Речь лорда Драммонда звучала так искренне, что Олимпия, сама того не желая, почувствовала некоторое волнение.

— Милорд, — проговорила она, — ваши речи почти настолько же трогательны, насколько абсурдны.

— Вы согласны быть моей женой? — настаивал он.

— Никогда больше не говорите со мной о подобных глупостях, — отвечала она серьезно.

Потом, протянув ему руку, она прибавила:

— Ну, давайте помиримся. Я не откажусь от того, что сказала вам. Я хочу быть свободной. Но мы можем остаться друзьями. Вам это подходит?

— Лучше уж это, чем ничего, — произнес лорд Драммонд.

— Значит, договорились. Вы остаетесь моим другом, но с двумя условиями. Первое — что вы заберете обратно ваши деньги.

С этими словами она взяла пачку банковских билетов и протянула ему, а чтобы смягчить впечатление от этого жеста, прибавила:

— Если будет нужда, я попрошу их мне вернуть.
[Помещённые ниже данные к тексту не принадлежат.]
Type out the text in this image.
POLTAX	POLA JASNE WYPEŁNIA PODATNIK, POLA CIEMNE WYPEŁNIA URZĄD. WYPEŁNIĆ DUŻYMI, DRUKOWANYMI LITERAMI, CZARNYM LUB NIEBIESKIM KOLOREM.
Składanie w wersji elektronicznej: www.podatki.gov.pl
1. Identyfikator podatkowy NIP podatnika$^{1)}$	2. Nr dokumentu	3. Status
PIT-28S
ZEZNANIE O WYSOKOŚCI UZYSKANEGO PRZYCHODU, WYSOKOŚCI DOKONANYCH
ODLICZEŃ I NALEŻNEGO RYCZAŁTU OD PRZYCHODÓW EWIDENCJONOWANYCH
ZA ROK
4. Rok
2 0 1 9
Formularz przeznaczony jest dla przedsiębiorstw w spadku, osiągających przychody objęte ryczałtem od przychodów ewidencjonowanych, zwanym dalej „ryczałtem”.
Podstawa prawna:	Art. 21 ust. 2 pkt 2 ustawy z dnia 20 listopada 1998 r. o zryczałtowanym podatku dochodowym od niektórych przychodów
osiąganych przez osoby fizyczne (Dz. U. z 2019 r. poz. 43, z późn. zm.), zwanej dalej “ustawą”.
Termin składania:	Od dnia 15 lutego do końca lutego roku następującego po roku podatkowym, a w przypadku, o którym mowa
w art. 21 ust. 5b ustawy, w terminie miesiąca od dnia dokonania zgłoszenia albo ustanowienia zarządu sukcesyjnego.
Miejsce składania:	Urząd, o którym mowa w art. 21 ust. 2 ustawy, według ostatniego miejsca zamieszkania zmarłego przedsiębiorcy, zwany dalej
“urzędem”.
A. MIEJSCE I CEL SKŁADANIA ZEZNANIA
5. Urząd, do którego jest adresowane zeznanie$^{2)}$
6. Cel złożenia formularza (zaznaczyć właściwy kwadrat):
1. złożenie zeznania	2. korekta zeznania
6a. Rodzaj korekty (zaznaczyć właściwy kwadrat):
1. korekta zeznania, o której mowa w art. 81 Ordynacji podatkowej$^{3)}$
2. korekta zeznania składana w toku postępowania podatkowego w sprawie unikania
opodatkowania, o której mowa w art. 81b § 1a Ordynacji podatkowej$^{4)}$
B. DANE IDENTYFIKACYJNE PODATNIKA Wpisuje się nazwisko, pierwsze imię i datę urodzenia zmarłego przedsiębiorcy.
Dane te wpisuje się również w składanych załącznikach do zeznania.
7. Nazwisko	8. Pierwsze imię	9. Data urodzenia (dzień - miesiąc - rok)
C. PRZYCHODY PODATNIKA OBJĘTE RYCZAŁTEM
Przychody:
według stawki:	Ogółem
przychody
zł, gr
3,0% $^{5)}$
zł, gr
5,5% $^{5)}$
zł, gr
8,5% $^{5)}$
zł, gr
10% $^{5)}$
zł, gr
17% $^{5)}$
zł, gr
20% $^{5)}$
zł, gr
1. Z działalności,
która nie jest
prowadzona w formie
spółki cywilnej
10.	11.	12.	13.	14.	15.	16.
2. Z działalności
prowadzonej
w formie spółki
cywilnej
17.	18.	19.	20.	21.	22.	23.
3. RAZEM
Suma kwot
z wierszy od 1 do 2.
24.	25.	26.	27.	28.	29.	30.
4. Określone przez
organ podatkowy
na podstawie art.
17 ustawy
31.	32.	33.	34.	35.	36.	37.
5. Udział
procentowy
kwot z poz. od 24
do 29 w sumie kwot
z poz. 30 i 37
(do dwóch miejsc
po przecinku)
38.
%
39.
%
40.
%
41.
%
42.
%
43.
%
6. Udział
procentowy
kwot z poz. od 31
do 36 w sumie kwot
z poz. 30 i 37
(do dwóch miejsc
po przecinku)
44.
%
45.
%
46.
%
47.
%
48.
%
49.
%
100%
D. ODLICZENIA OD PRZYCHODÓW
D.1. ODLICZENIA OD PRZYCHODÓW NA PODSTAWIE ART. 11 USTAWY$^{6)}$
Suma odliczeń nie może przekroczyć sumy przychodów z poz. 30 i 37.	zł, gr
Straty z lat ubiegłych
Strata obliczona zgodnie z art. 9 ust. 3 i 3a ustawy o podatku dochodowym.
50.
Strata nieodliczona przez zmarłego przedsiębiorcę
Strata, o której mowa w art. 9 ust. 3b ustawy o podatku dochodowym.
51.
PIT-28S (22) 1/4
И второе условие — я сама себе хозяйка и буду петь где захочу, а на следующий сезон вернусь в Венецию.

— Я поеду с вами, — сказал лорд Драммонд.

— Хорошо, — отвечала она. — Но петь я буду всякий раз, когда пожелаю и перед кем хочу. Сегодня же вечером, если захочется, спою вашим друзьям. Договорились?

— Договорились, — вздохнул лорд Драммонд.

— И вы не будете сидеть с мрачным видом?

— О, за это я поручиться не могу!

— На первое время я буду прощать вам эти приступы дурного расположения духа. А потом вы привыкнете. Впрочем, у меня есть простой способ добиться того, чтобы вы были довольны, слушая, как я пою в присутствии публики: я никогда больше не стану петь для вас одного. Вы тем скорее полюбите мои публичные выступления, когда поймете, что это приятнее, чем не слышать меня вовсе.

— Ох, не прибегайте к этому средству! — взмолился он. — Если так, я предпочитаю тотчас стать довольным.

— Вот я вас и приручила, — сказала она весело. — Что ж! Мне бы не хотелось остаться в долгу, и раз вы так любезны ко мне, я тоже буду к вам любезной. Я вам пожалую две милости, которые вас очаруют. Во-первых, я не стану сегодня вечером петь для ваших гостей.

— Ах! — вскрикнул лорд Драммонд вне себя от радости.

— И во-вторых, я сейчас же вам спою.

Она подошла к фортепьяно и запела большую финальную арию из «Золушки» «Perche tremar? Perche?» [3], этот великолепный гимн торжества и прощения, откровение нежной и возвышенной души, в своей радости несущей утешение тому, кто был причиной ее страданий.

Лорд Драммонд был пленен, потрясен, опьянен. Всеми фибрами своего существа он с трепетом отдавался этой небесной мелодии, так божественно воспроизведенной. Душа этого странного обожателя, влюбленного в голос, была подобна еще одному музыкальному инструменту, звуки которого служили сопровождением волшебному, всемогущему пению Олимпии, чьи пальцы, касаясь клавиш фортепьяно, в то же время играли на струнах его сердца.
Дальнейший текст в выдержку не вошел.